La photo de Lounès Ladj diffusée par la presse en 1973. (Montage : Marsactu)
La photo de Lounès Ladj diffusée par la presse en 1973. (Montage : Marsactu)

La photo de Lounès Ladj diffusée par la presse en 1973. (Montage : Marsactu)

De cette vie arrachée, il reste si peu : la mémoire de ses proches, des travaux journalistiques et un portrait sérigraphié brandi lors d’une manifestation spontanée. Au coin du boulevard de Paumont, sur les hauteurs de la Calade (15e), un macaron de bois déposé par une main anonyme, signale l’endroit où le jeune Lounès Ladj, 16 ans, est tombé, frappé de trois balles, le 28 août 1973. Il mourra à l’hôpital de l’Hôtel-Dieu, le lendemain matin.

Des victimes de la vague de crimes racistes de l’été 73, le jeune Lounès est la figure la plus emblématique.
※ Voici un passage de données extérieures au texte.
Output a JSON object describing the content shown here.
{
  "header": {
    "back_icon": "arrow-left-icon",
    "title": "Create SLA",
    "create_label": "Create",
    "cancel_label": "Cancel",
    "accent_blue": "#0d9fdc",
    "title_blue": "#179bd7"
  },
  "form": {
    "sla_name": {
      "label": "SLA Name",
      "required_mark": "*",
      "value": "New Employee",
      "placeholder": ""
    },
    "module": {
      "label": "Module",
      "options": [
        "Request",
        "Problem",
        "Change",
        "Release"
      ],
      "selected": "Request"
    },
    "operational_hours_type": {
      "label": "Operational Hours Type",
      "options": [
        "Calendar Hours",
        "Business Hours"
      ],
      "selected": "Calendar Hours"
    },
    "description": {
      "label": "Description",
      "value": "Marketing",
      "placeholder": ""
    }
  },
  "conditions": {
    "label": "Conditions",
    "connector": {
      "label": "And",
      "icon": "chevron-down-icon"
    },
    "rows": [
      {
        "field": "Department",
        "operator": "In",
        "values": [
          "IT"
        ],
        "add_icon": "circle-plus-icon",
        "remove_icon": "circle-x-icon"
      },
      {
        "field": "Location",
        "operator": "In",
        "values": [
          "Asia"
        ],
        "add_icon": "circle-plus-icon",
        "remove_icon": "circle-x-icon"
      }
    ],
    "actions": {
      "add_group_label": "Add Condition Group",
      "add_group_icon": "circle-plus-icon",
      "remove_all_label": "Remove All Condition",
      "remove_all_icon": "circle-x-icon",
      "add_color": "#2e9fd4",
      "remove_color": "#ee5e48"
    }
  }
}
En raison de son âge, bien sûr, des circonstances de sa mort, mais aussi de la forme d’impunité dont ont bénéficié les auteurs de son exécution. 50 ans plus tard, de nombreuses zones d’ombres persistent encore autour de ce crime motivé par la seule haine raciste.

Il fait chaud ce soir-là, sur les hauteurs de la Calade. Comme le rapportera la presse, les grands frères du jeune Lounès l’ont plutôt dissuadé de sortir, “dans le contexte actuel pour éviter tout incident”. Ce jour-là, à Saint-Pierre, un imposant cortège accompagnait la dépouille d’Émile Guerlache, un traminot, tué par un déséquilibré algérien, au volant du bus 72. Dans les heures qui suivent, des ratonnades ensanglantent la ville.

Le 28 août 1973, soir de tensions

Lounès Ladj n’a que 16 ans et la rentrée approche. C’est encore les vacances, le jeune homme fait fi des conseils de prudence et monte sur les hauteurs de la Calade pour s’acheter un sandwich au bar-tabac le Terminus. Il s’assied ensuite sur un muret au coin de l’établissement. Il est 23 heures quand le jeune homme voit arriver une 403 blanc cassé qui descend la pente depuis le lycée Saint-Exupéry. Dans sa roue, une BMW beige. Le premier véhicule s’arrête au niveau du jeune homme. Une personne non identifiée l’interpelle en arabe. Lounès Ladj s’approche et les coups de feu partent depuis la porte avant droite. Les deux voitures quittent en trombe la scène de crime.

La cité transit de la Calade. Capture d’écran du documentaire de la RTBF de 1973.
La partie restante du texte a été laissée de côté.